During infections, neutrophils (a white blood cell type) release in the extracellular space the so-called neutrophil extracellular traps (NETs) to trap the microorganisms. NETs are made of DNA and proteins.
In cancer, NETs are modestly present in primary tumors, while are abundant in metastatic lesions, especially in liver –but also in lung, bone and brain– as well as in the blood of patients with liver metastases.
Main finding. NETs play a significant role in liver metastasis formation, as chemoattractant of metastatic cells through the CCDC25 protein expressed on the membrane of cancer cells; CCDC25 thus mediates NETs-induced promotion of cancer cell migration and metastatic dissemination.
Experimental details. In patients with breast and colon cancer, high levels of NETs deriving from neutrophils infiltrating the liver were detected in the liver before the appearance of liver metastases –likely facilitating liver metastasis development itself– and before the increase of NETs levels in the blood. In mouse models of breast cancer, the absence of the enzyme required for NET formation reduced liver metastatic lesions.
In vitro experiments showed that NETs promote breast cancer cell migration and adhesion through the interaction of NET DNA with CCDC25 protein (coil-coil domain containing protein 25), a protein expressed on the plasma membrane of cancer cells. So basically, CCDC25 works as a “sensor” used by cancer cells to “sense” NET presence. The role of CCDC25 in this “sensing” mechanism is crucial, as it affects NETs-induced cancer cell adhesion and migration: knock out of CCDC25 in breast cancer cells, indeed, abolishes cells’ adhesion, NETs-induced cytoskeleton remodelling of cancer cells, cancer cell movement (chemotaxis) towards NETs and, moderately, cancer cell proliferation.
Interestingly, CCDC25 was also involved in the enhanced migration and adhesion of cancer cells induced when cells are in contact with extracellular DNA (for instance DNA from apoptotic cells), especially when the extracellular DNA carried a specific modification, the guanosine oxidation, which is a typical hallmark of NET DNA.
In vivo experiments with mouse models demonstrated the role of CCDC25 in promoting NETs-mediated metastases: mouse transplantation of breast and colon cancer cells knocked out for CCDC25 resulted in reduced NET-induced lung and liver metastases. Similarly, antibodies specifically targeting CCDC25 inhibited NETs-elicited cancer cell migration, adhesion and cytoskeleton remodelling (in vitro) and reduced liver metastases (in vivo). On the other hand, enforcing CCDC25 expression promoted metastasis formation.
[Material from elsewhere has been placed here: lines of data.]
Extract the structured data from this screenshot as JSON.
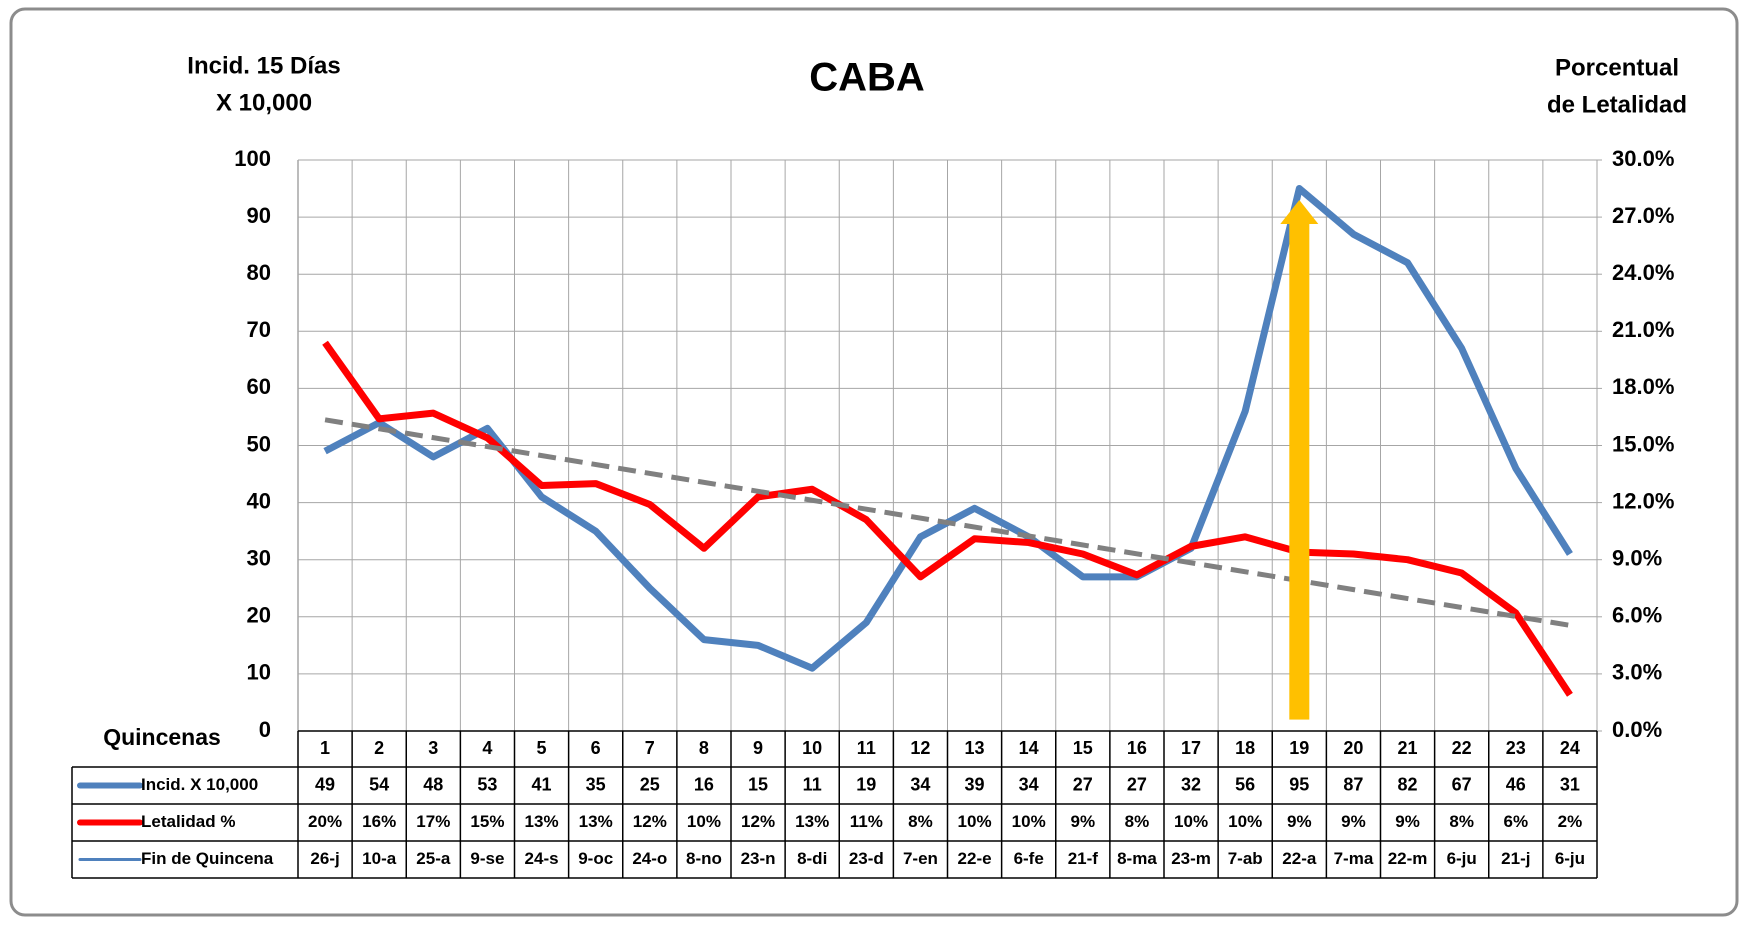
{
  "chart_data": {
    "type": "line",
    "title": "CABA",
    "x_label": "Quincenas",
    "y_label": [
      "Incid. 15 Días",
      "X 10,000"
    ],
    "y2_label": [
      "Porcentual",
      "de Letalidad"
    ],
    "categories": [
      "1",
      "2",
      "3",
      "4",
      "5",
      "6",
      "7",
      "8",
      "9",
      "10",
      "11",
      "12",
      "13",
      "14",
      "15",
      "16",
      "17",
      "18",
      "19",
      "20",
      "21",
      "22",
      "23",
      "24"
    ],
    "series": [
      {
        "name": "Incid. X 10,000",
        "color": "#4f81bd",
        "values": [
          49,
          54,
          48,
          53,
          41,
          35,
          25,
          16,
          15,
          11,
          19,
          34,
          39,
          34,
          27,
          27,
          32,
          56,
          95,
          87,
          82,
          67,
          46,
          31
        ]
      },
      {
        "name": "Letalidad %",
        "color": "#ff0000",
        "axis": "y2",
        "values": [
          20.4,
          16.4,
          16.7,
          15.4,
          12.9,
          13.0,
          11.9,
          9.6,
          12.3,
          12.7,
          11.1,
          8.1,
          10.1,
          9.9,
          9.3,
          8.2,
          9.7,
          10.2,
          9.4,
          9.3,
          9.0,
          8.3,
          6.2,
          1.9
        ],
        "value_labels": [
          "20%",
          "16%",
          "17%",
          "15%",
          "13%",
          "13%",
          "12%",
          "10%",
          "12%",
          "13%",
          "11%",
          "8%",
          "10%",
          "10%",
          "9%",
          "8%",
          "10%",
          "10%",
          "9%",
          "9%",
          "9%",
          "8%",
          "6%",
          "2%"
        ]
      }
    ],
    "dates": {
      "name": "Fin de Quincena",
      "color": "#4f81bd",
      "values": [
        "26-j",
        "10-a",
        "25-a",
        "9-se",
        "24-s",
        "9-oc",
        "24-o",
        "8-no",
        "23-n",
        "8-di",
        "23-d",
        "7-en",
        "22-e",
        "6-fe",
        "21-f",
        "8-ma",
        "23-m",
        "7-ab",
        "22-a",
        "7-ma",
        "22-m",
        "6-ju",
        "21-j",
        "6-ju"
      ]
    },
    "trend": {
      "start": 54.5,
      "end": 18.5,
      "color": "#808080"
    },
    "arrow": {
      "category": "19",
      "from": 2,
      "to": 93,
      "color": "#ffc000"
    },
    "ylim": [
      0,
      100
    ],
    "yticks": [
      0,
      10,
      20,
      30,
      40,
      50,
      60,
      70,
      80,
      90,
      100
    ],
    "y2lim": [
      0,
      30
    ],
    "y2ticks": [
      {
        "value": 0,
        "label": "0.0%"
      },
      {
        "value": 3,
        "label": "3.0%"
      },
      {
        "value": 6,
        "label": "6.0%"
      },
      {
        "value": 9,
        "label": "9.0%"
      },
      {
        "value": 12,
        "label": "12.0%"
      },
      {
        "value": 15,
        "label": "15.0%"
      },
      {
        "value": 18,
        "label": "18.0%"
      },
      {
        "value": 21,
        "label": "21.0%"
      },
      {
        "value": 24,
        "label": "24.0%"
      },
      {
        "value": 27,
        "label": "27.0%"
      },
      {
        "value": 30,
        "label": "30.0%"
      }
    ],
    "grid": true
  }
}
In patients, CCDC25 is expressed in several cancer types, highly expressed in breast and colon cancer, especially at the invasive front of tumors, and closely interacting with NETs in liver metastases of breast cancer patients. Notably, high levels of CCDC25 are associated with reduced patient long-term survival.
What is the signalling elicited by NET stimulation downstream of CCDC25? Upon NET stimulation, CCDC25 interacts with the ILK protein (integrin-linked kinase) which, in turn, recruits beta-Parvin protein. Beta-Parvin then activates RAC1 and CDC42, resulting into cytoskeleton remodelling and chemotaxis of cancer cells, ultimately promoting metastases.
Conclusions. On one side, the authors showed that CCDC25 enable cancer cells to sense the extracellular DNA of the NETs. When cancer cells sense the NETs, metastasis formation is promoted, suggesting that CCDC25 may be a therapeutic target to prevent/halt metastatic dissemination. On the other side, the observed increased levels of NETs in blood may represent a biomarker to predict the risk of liver metastases in patients with early stage breast cancer.
Reference. DNA of neutrophil extracellular traps promotes cancer metastasis via CCDC25. Yang, Liu, Zhang, […], Su and Song. Cell 2020.